China urges talks as refugees flee Myanmar fighting

(June 16, 2011)
Martin Petty
Reuters
3:50 a.m. CDT, June 16, 2011


BANGKOK (Reuters) - Myanmar's army and ethnic Kachin rebels clashed for an eighth day on Thursday in mountains near the border with China and hundreds of people fled, Kachin sources said, while Beijing urged the warring sides to defuse the volatile outbreak.

The risk of fighting spreading in the heavily militarized border region is a particular worry for China, which is building oil and gas pipelines that will span its Southeast Asian neighbor to improve energy security.


Townships close to two Chinese-built hydroelectric dams held by Kachin separatists were emptying fast, with an estimated 2,000 people sheltering in a camp run by the Kachin Independence Organization (KIO), the rebels' political arm.

Some 7,000 more had set up tents and shelters in the jungle along the troubled frontier and others had crossed into China, said Lahpai Naw Din, head of the Thai-based Kachin News Group, citing sources on the ground.

"Many have fled their homes after reports of reinforcements being sent by the government. Everyone fears the clashes will escalate into heavy fighting and that they will be targeted by troops," he said, adding the number of casualties was not known.

The fighting, which began last Thursday, has killed at least four people according to the Washington-based U.S. Campaign for Burma.

"We are paying attention to the situation in Myanmar near the border area. We urge the two parties to exercise restraint and prevent the escalation of the situation, and resolve the relevant disputes through peaceful negotiations," the Chinese Foreign Ministry spokesman Hong Lei told a regular news conference in Beijing.

Hong said China was giving humanitarian help to residents from Myanmar who had fled, but he gave no details on their number or condition.

A spokesman for the KIO's War Office in Kachin State confirmed there had been no let-up in the fighting.

The KIO battled the central government for decades but agreed to a ceasefire in 1994 under which their fighters were allowed to keep their arms.

But tension has been rising since last year, largely because the Kachin have been resisting government pressure to fold their men into a state-run border security force.

Information is difficult to obtain from the remote northern Myanmar states of Kachin and Shan and the country's military-backed government has made no mention of the conflict in any of the newspapers or television channels it controls.

DIVISIVE DAMS

Analysts say the 10-week old government, Myanmar's first civilian-led administration in five decades, is intent on seizing control of the rebellious states but is reluctant to engage in conflict with numerous factions at this point.

They say the government is probably under pressure from China, its biggest economic ally, to secure the two hydroelectric plants on the Taping River owned by Datang Corporation, a Chinese state company, which says 90 percent of the power generated will flow into China's power grid.

Chinese-built dams have been divisive projects, with ethnic minorities in Myanmar seeing the construction as expanding military presence into their territory.

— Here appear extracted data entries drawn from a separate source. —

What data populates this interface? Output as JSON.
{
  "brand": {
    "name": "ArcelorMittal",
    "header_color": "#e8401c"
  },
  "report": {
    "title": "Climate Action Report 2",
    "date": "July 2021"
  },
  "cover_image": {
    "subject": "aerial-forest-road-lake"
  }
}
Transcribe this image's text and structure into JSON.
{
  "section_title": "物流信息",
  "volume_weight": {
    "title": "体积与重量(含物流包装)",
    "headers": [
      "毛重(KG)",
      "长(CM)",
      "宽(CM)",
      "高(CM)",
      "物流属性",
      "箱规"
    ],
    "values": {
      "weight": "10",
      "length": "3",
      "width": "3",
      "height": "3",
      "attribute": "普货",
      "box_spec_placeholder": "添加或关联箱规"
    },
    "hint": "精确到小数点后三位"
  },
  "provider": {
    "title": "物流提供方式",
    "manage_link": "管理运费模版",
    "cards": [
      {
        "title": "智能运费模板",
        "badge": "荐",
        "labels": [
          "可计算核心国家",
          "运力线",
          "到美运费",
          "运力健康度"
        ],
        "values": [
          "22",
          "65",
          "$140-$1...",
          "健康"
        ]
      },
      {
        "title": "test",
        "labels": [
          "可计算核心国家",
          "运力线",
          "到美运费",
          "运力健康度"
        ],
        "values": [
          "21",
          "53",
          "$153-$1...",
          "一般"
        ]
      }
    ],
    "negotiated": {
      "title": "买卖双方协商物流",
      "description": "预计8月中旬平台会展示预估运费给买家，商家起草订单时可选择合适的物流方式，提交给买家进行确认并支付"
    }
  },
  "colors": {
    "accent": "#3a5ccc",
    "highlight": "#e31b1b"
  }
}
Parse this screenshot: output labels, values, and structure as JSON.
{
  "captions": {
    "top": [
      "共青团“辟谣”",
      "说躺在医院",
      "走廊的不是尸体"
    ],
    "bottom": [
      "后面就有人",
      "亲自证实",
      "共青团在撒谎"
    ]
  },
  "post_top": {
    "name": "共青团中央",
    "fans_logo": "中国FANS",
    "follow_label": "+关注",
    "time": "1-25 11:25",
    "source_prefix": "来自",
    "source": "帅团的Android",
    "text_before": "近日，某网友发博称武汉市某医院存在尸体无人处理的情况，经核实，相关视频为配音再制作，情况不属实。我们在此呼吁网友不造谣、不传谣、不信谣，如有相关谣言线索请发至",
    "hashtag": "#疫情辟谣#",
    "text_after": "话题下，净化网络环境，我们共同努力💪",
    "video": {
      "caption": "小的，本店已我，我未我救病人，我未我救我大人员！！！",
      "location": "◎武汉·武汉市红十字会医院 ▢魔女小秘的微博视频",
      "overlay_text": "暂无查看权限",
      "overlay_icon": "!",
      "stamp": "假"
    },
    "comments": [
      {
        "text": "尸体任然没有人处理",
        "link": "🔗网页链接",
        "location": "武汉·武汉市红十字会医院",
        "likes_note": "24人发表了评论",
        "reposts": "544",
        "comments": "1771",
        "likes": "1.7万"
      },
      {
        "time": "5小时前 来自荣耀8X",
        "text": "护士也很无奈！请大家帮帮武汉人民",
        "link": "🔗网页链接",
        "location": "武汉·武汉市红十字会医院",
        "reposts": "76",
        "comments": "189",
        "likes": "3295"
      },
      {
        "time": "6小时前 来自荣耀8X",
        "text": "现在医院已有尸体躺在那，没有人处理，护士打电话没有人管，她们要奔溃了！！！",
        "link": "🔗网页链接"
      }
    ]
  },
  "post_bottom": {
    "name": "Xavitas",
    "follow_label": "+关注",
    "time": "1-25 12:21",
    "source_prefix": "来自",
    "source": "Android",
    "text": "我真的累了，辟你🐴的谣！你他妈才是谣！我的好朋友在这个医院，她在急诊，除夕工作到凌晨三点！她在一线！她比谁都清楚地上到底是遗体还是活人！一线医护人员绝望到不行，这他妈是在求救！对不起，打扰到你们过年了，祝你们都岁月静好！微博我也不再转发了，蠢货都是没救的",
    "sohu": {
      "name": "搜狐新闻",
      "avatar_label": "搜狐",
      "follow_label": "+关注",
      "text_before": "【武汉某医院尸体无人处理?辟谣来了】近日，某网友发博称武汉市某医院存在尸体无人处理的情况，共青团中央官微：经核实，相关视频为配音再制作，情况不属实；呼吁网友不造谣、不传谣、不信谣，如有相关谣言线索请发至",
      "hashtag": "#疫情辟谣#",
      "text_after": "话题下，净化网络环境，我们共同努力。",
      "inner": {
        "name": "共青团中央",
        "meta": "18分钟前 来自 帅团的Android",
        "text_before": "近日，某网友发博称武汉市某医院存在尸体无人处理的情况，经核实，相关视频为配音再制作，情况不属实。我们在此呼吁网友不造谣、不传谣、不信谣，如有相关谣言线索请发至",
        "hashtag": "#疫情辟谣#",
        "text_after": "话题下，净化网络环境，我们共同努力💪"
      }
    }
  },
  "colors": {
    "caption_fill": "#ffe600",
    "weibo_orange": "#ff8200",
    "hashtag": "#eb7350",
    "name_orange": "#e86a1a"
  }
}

Some analysts say Kachin rebels may be trying to hold the dams hostage in return for a share of the revenue from the projects.

The unrest has raised fears the fighting could spread and intensify a wider, decades-old conflict between ethnic minority factions and Myanmar's army, which has repeatedly ordered rebels to disarm and join the state-run Border Guard Force.

Some small groups have complied, but the larger Shan State Army, Kachin Independence Army and the powerful United Wa State Army, among others, have resisted and vowed to protect the enclaves they have ruled for decades.

Myanmar's pro-democracy leader, Aung San Suu Kyi, has sought to revive a plan devised by her late father, independence hero Aung San, to grant a degree of self-determination to ethnic minorities but her efforts have been rejected as interference by the country's uncompromising rulers.

Many Kachin are Christian and their fighters helped British and other allied troops fighting against Japanese forces in what was then known as Burma in World War Two.